Tuesday, May 31, 2016

Subir Roy May 31, 2016 

The railways have little to show for themselves at the end of two years of National Democratic Alliance rule. The indication by the current railway minister, Suresh Prabhu, that some key reforms may take six or seven more months to come means that half the life of the present government will be over by the time an appropriate enabling environment for a turnaround is put in place. If any new setup needs a bit of time to produce results, then it will be time to again go to the people for a fresh mandate before there is much to show for five years' effort.

On the other hand, there is absolutely no time to lose. The railways continue to lose market share with an actual fall in the number of passengers and stagnant freight tonnage. It is not as if growth is being sacrificed to protect margins. The bottomline also has little to show for itself, with the operating ratio (percentage of earnings accounted for by expenses) projected at a high 92 per cent for the current year. This means there is barely any surplus left to fund future investment from internal resources. The main effort in the foreseeable future, as far as the bottomline is concerned, will be to service the substantial extra budgetary resources (costly money) which will be secured to fund investment.

But invest the railways must, not just to replace worn out assets (safety demands it) but also to keep growing so that it is not marginalised in a high growth economy. Mr Prabhu understands this and hence has drawn up a highly ambitious investment agenda of Rs 8.5 lakh crore over a five-year period and a capital expenditure target of Rs 1.2 lakh crore in the current year.

These funds will come from a variety of sources (other than budgetary support), foremost being market borrowing through the Railway Finance Corporation. Concessional funding will come from bilateral (notably Japanese) and multilateral (World Bank and Asian Development Bank) sources. Public private partnerships, as also projects partnered with state governments, will be vigorously pursued. In fact, Mr Prabhu can be credited for daring to think big even when current financials are unpromising. This is because there is no option but to adopt modern technology to enhance both safety and productivity.

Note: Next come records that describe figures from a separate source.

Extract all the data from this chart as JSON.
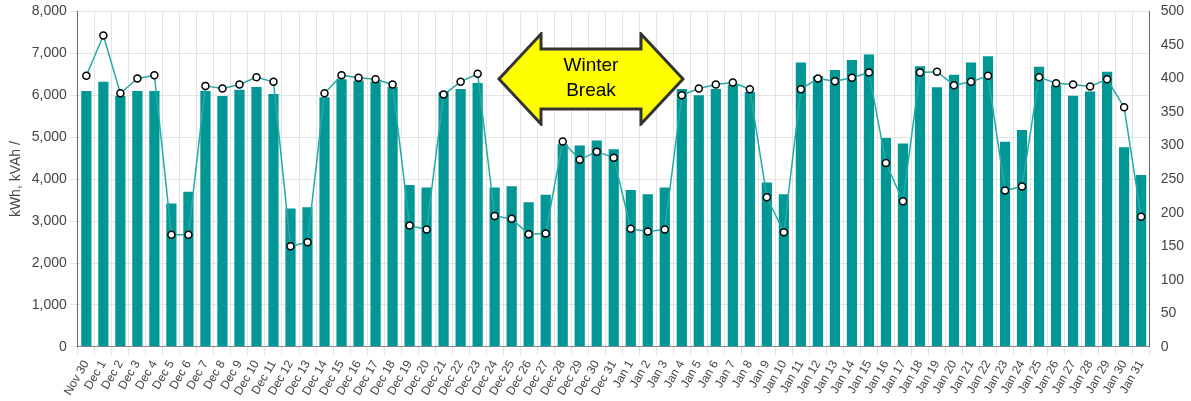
{
  "chart_data": {
    "type": "bar",
    "ylabel": "kWh, kVAh /",
    "categories": [
      "Nov 30",
      "Dec 1",
      "Dec 2",
      "Dec 3",
      "Dec 4",
      "Dec 5",
      "Dec 6",
      "Dec 7",
      "Dec 8",
      "Dec 9",
      "Dec 10",
      "Dec 11",
      "Dec 12",
      "Dec 13",
      "Dec 14",
      "Dec 15",
      "Dec 16",
      "Dec 17",
      "Dec 18",
      "Dec 19",
      "Dec 20",
      "Dec 21",
      "Dec 22",
      "Dec 23",
      "Dec 24",
      "Dec 25",
      "Dec 26",
      "Dec 27",
      "Dec 28",
      "Dec 29",
      "Dec 30",
      "Dec 31",
      "Jan 1",
      "Jan 2",
      "Jan 3",
      "Jan 4",
      "Jan 5",
      "Jan 6",
      "Jan 7",
      "Jan 8",
      "Jan 9",
      "Jan 10",
      "Jan 11",
      "Jan 12",
      "Jan 13",
      "Jan 14",
      "Jan 15",
      "Jan 16",
      "Jan 17",
      "Jan 18",
      "Jan 19",
      "Jan 20",
      "Jan 21",
      "Jan 22",
      "Jan 23",
      "Jan 24",
      "Jan 25",
      "Jan 26",
      "Jan 27",
      "Jan 28",
      "Jan 29",
      "Jan 30",
      "Jan 31"
    ],
    "series": [
      {
        "color": "#009795",
        "values": [
          6100,
          6320,
          5980,
          6100,
          6100,
          3420,
          3700,
          6100,
          5980,
          6130,
          6200,
          6030,
          3300,
          3330,
          5950,
          6380,
          6350,
          6330,
          6200,
          3860,
          3800,
          6080,
          6150,
          6290,
          3800,
          3830,
          3450,
          3630,
          4830,
          4800,
          4920,
          4710,
          3740,
          3640,
          3800,
          6150,
          6000,
          6150,
          6250,
          6080,
          3920,
          3640,
          6780,
          6460,
          6600,
          6840,
          6970,
          4980,
          4850,
          6690,
          6190,
          6490,
          6780,
          6930,
          4890,
          5170,
          6680,
          6240,
          5990,
          6090,
          6560,
          4760,
          4100
        ]
      },
      {
        "type": "line",
        "axis": "y2",
        "color": "#26a9a9",
        "values": [
          404,
          464,
          378,
          400,
          405,
          167,
          167,
          389,
          385,
          391,
          402,
          395,
          150,
          156,
          378,
          405,
          401,
          399,
          391,
          181,
          175,
          376,
          395,
          407,
          195,
          191,
          168,
          169,
          306,
          279,
          291,
          282,
          176,
          172,
          175,
          375,
          385,
          391,
          394,
          384,
          223,
          171,
          384,
          400,
          396,
          401,
          409,
          274,
          217,
          409,
          410,
          390,
          395,
          404,
          233,
          239,
          402,
          393,
          391,
          388,
          399,
          357,
          194
        ]
      }
    ],
    "ylim": [
      0,
      8000
    ],
    "yticks": [
      0,
      {
        "value": 1000,
        "label": "1,000"
      },
      {
        "value": 2000,
        "label": "2,000"
      },
      {
        "value": 3000,
        "label": "3,000"
      },
      {
        "value": 4000,
        "label": "4,000"
      },
      {
        "value": 5000,
        "label": "5,000"
      },
      {
        "value": 6000,
        "label": "6,000"
      },
      {
        "value": 7000,
        "label": "7,000"
      },
      {
        "value": 8000,
        "label": "8,000"
      }
    ],
    "y2lim": [
      0,
      500
    ],
    "y2ticks": [
      0,
      50,
      100,
      150,
      200,
      250,
      300,
      350,
      400,
      450,
      500
    ],
    "grid": true,
    "legend": false,
    "marker": "circle",
    "line_style": "solid",
    "annotations": [
      "Winter Break"
    ]
  }
}
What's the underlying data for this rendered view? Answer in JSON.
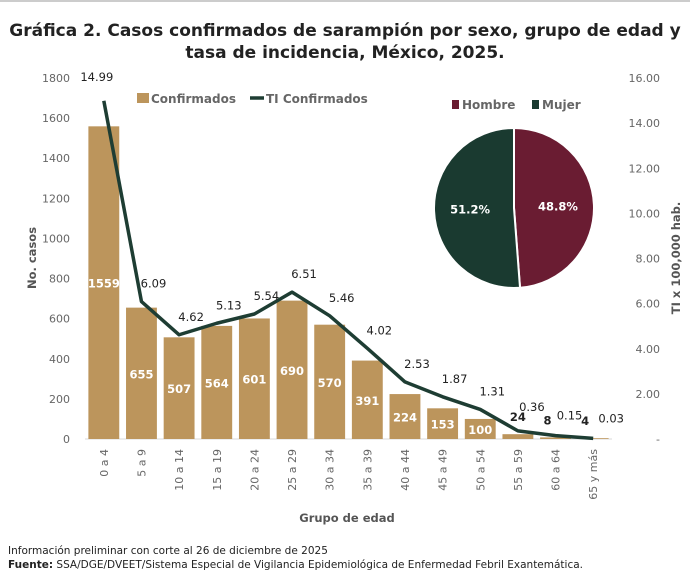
{
  "chart_data": {
    "type": "bar+line+pie",
    "title": "Gráfica 2. Casos confirmados de sarampión por sexo, grupo de edad y tasa de incidencia, México, 2025.",
    "xlabel": "Grupo de edad",
    "ylabel": "No. casos",
    "y2label": "TI x 100,000 hab.",
    "ylim": [
      0,
      1800
    ],
    "y2lim": [
      0,
      16
    ],
    "yticks": [
      "0",
      "200",
      "400",
      "600",
      "800",
      "1000",
      "1200",
      "1400",
      "1600",
      "1800"
    ],
    "y2ticks": [
      "-",
      "2.00",
      "4.00",
      "6.00",
      "8.00",
      "10.00",
      "12.00",
      "14.00",
      "16.00"
    ],
    "grid": false,
    "legend": "top",
    "categories": [
      "0 a 4",
      "5 a 9",
      "10 a 14",
      "15 a 19",
      "20 a 24",
      "25 a 29",
      "30 a 34",
      "35 a 39",
      "40 a 44",
      "45 a 49",
      "50 a 54",
      "55 a 59",
      "60 a 64",
      "65 y más"
    ],
    "series": [
      {
        "name": "Confirmados",
        "type": "bar",
        "axis": "left",
        "color": "#BC955C",
        "values": [
          1559,
          655,
          507,
          564,
          601,
          690,
          570,
          391,
          224,
          153,
          100,
          24,
          8,
          4
        ]
      },
      {
        "name": "TI Confirmados",
        "type": "line",
        "axis": "right",
        "color": "#1E3D33",
        "values": [
          14.99,
          6.09,
          4.62,
          5.13,
          5.54,
          6.51,
          5.46,
          4.02,
          2.53,
          1.87,
          1.31,
          0.36,
          0.15,
          0.03
        ]
      }
    ],
    "line_labels": [
      "14.99",
      "6.09",
      "4.62",
      "5.13",
      "5.54",
      "6.51",
      "5.46",
      "4.02",
      "2.53",
      "1.87",
      "1.31",
      "0.36",
      "0.15",
      "0.03"
    ],
    "pie": {
      "slices": [
        {
          "name": "Hombre",
          "value": 48.8,
          "label": "48.8%",
          "color": "#6A1C32"
        },
        {
          "name": "Mujer",
          "value": 51.2,
          "label": "51.2%",
          "color": "#1A3A30"
        }
      ]
    }
  },
  "footer": {
    "note": "Información preliminar con corte al 26 de diciembre de 2025",
    "source_label": "Fuente:",
    "source": " SSA/DGE/DVEET/Sistema Especial de Vigilancia Epidemiológica de Enfermedad Febril Exantemática."
  }
}
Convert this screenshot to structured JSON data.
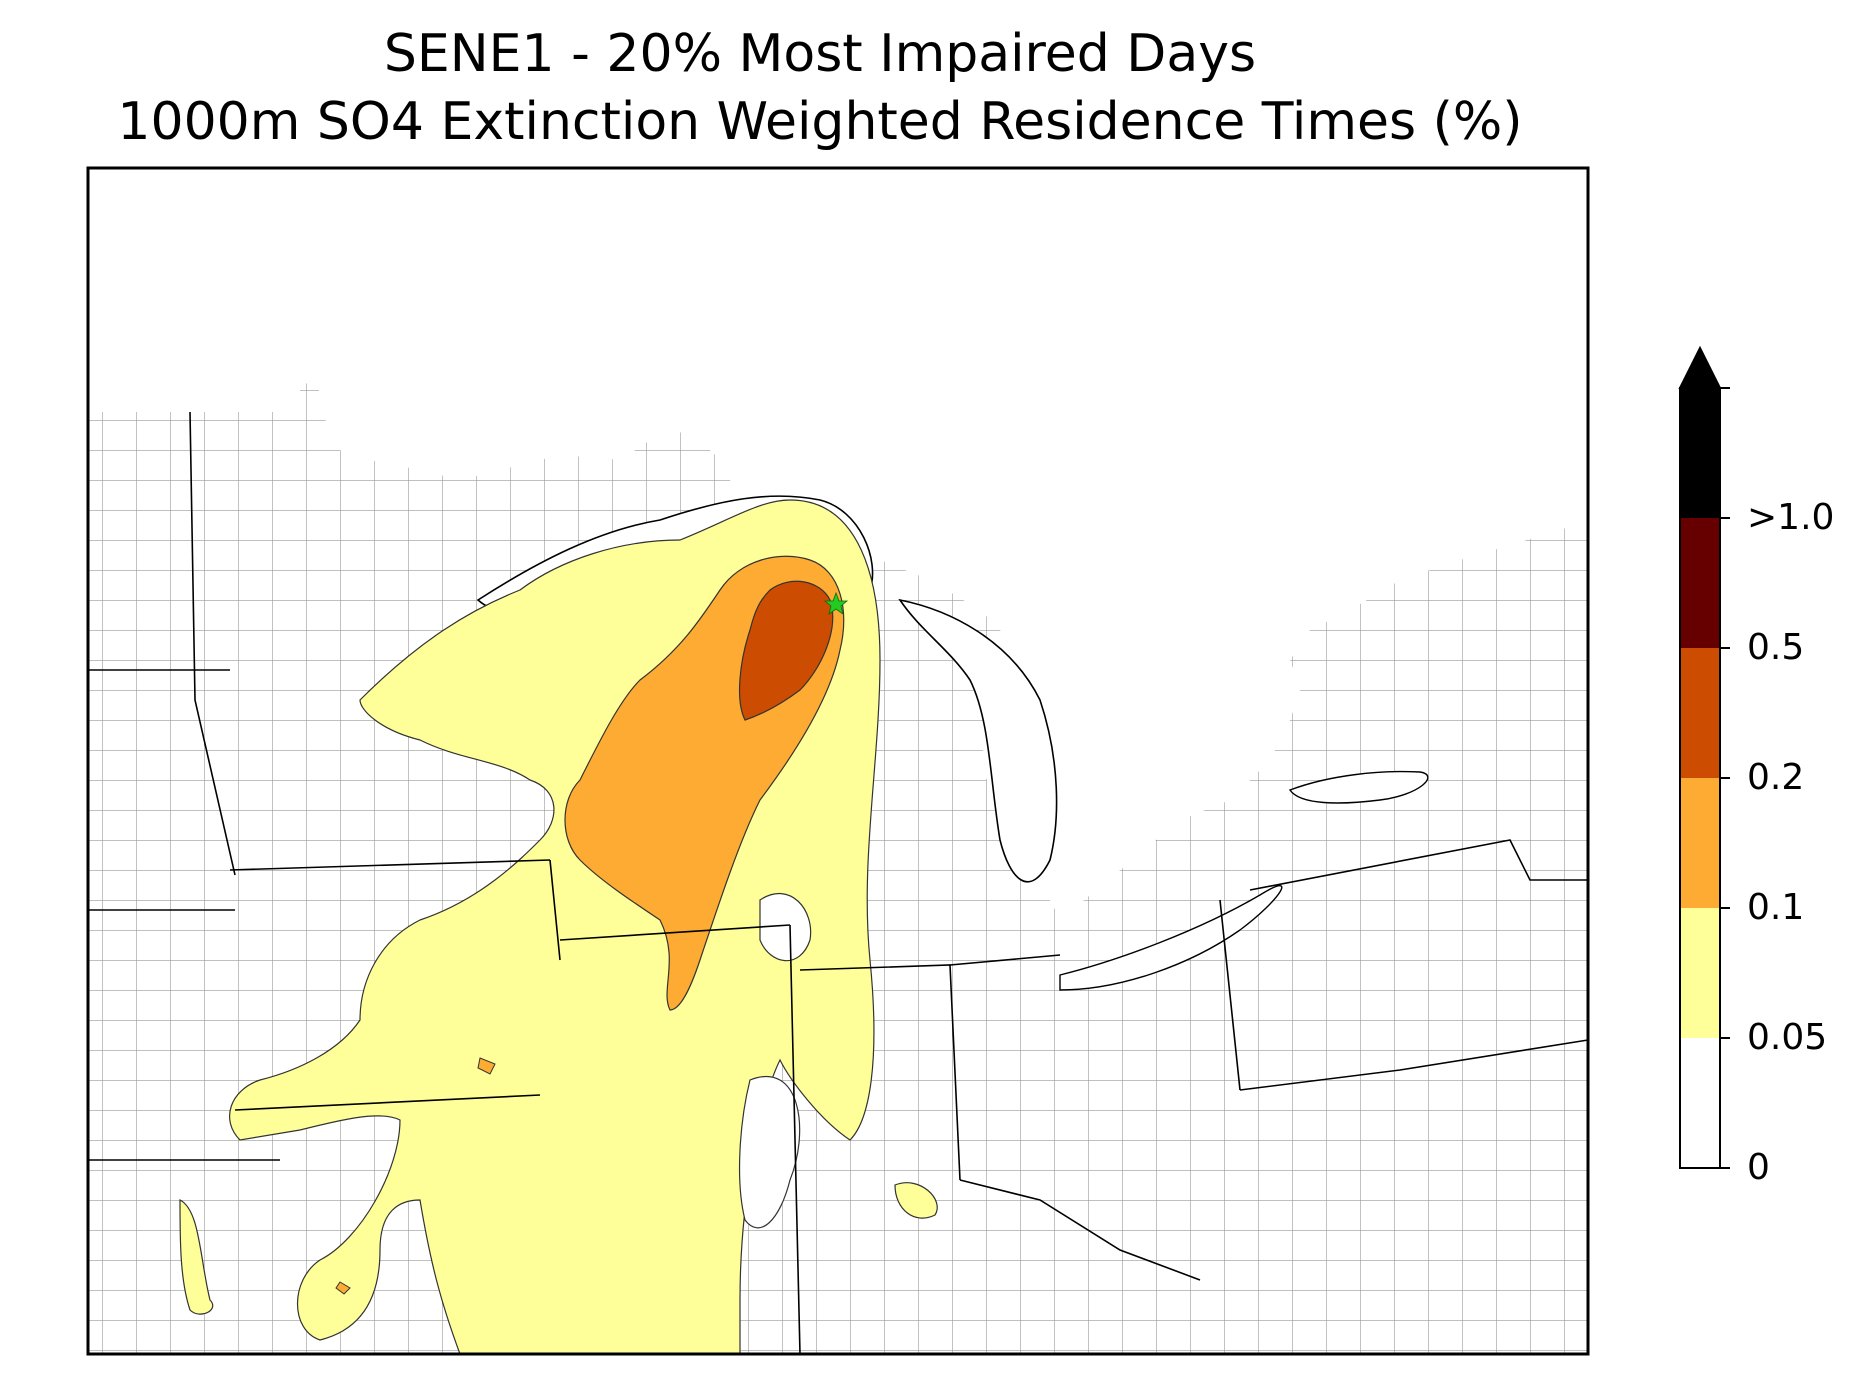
{
  "title_line1": "SENE1 - 20% Most Impaired Days",
  "title_line2": "1000m SO4 Extinction Weighted Residence Times (%)",
  "colorbar": {
    "levels": [
      {
        "label": "0",
        "color": "#ffffff"
      },
      {
        "label": "0.05",
        "color": "#ffff99"
      },
      {
        "label": "0.1",
        "color": "#fdab33"
      },
      {
        "label": "0.2",
        "color": "#cc4c02"
      },
      {
        "label": "0.5",
        "color": "#660000"
      },
      {
        "label": ">1.0",
        "color": "#000000"
      }
    ],
    "extend": "max"
  },
  "colors": {
    "county_lines": "#9a9a9a",
    "state_lines": "#000000",
    "site_marker": "#22cc22"
  },
  "site_marker_icon": "star-icon"
}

But substantial new investment and absorption of technology cannot happen in a vacuum. The way of doing things has also to change to get the best out of the new investments. Recognising a general consensus, Mr Prabhu has put high on his reform agenda a restructuring of the Railway Board and the creation of an independent regulator to rule on revision of fare and freights and also adjudicate on issues resulting from a sharply higher level of PPPs.

It is high time the board had positions corresponding to customer segments instead of just internal functions. But that is not enough. There has to be a change in the way the board functions. The chairman of the board has to act like a CEO instead of the current practice of simply presiding over meetings. He has to overrule individual members and push things through, instead of the current culture whereby any proposal opposed by a board member is put in cold storage.

As for a regulator, it is not enough simply to set it up so that price hikes can be depoliticised. The real issue today is not the inability to rise prices but the dilemma posed by a market which will not take any more price rises. Both passenger and freight volumes are under pressure and the regulator, in order to be useful, will have to intensively examine whether cost increases are not simply passed through to the customer. A complex system of cost audit has to be evolved to determine which cost increases are allowable. A case in point is the major savings that are being made in buying power and the move to do the same with diesel. This stands at the core of what any management, operating in a competitive environment, must do. Cost saving comes before price administration.

Thus, more than action on specifics, the railways need to fundamentally change the way they do things. Mr Prabhu has tried to address this by striking at the roots of a fundamental malady of the railways - departmentalism. He has sought to achieve this by taking the first steps towards merging cardes. Rivalry and lack of cooperation between cadres is the bane of the railways. But merging cadres is a herculean task. Doing it haphazardly, without addressing the complexities, can be ruinous, as was the botched up merger of Indian Airlines and Air India which also involved the merger of two pilots' cadres.

Mr Prabhu has also initiated the process (it should have been done long ago) of the railways being brought under an integrated information technology solution, an ERP structure which sits at the heart of companies. The railways must simultaneously adopt a master plan to go digital, capture every bit of business relevant data digitally so that it becomes available instantly both for decision making and analysis for management insights. (Dynamic pricing, which is essential, is enabled by data analysis.) Putting the railways on a different track is a massive task. Hopefully, after much wastage of time, it will now move fast forward on the right track.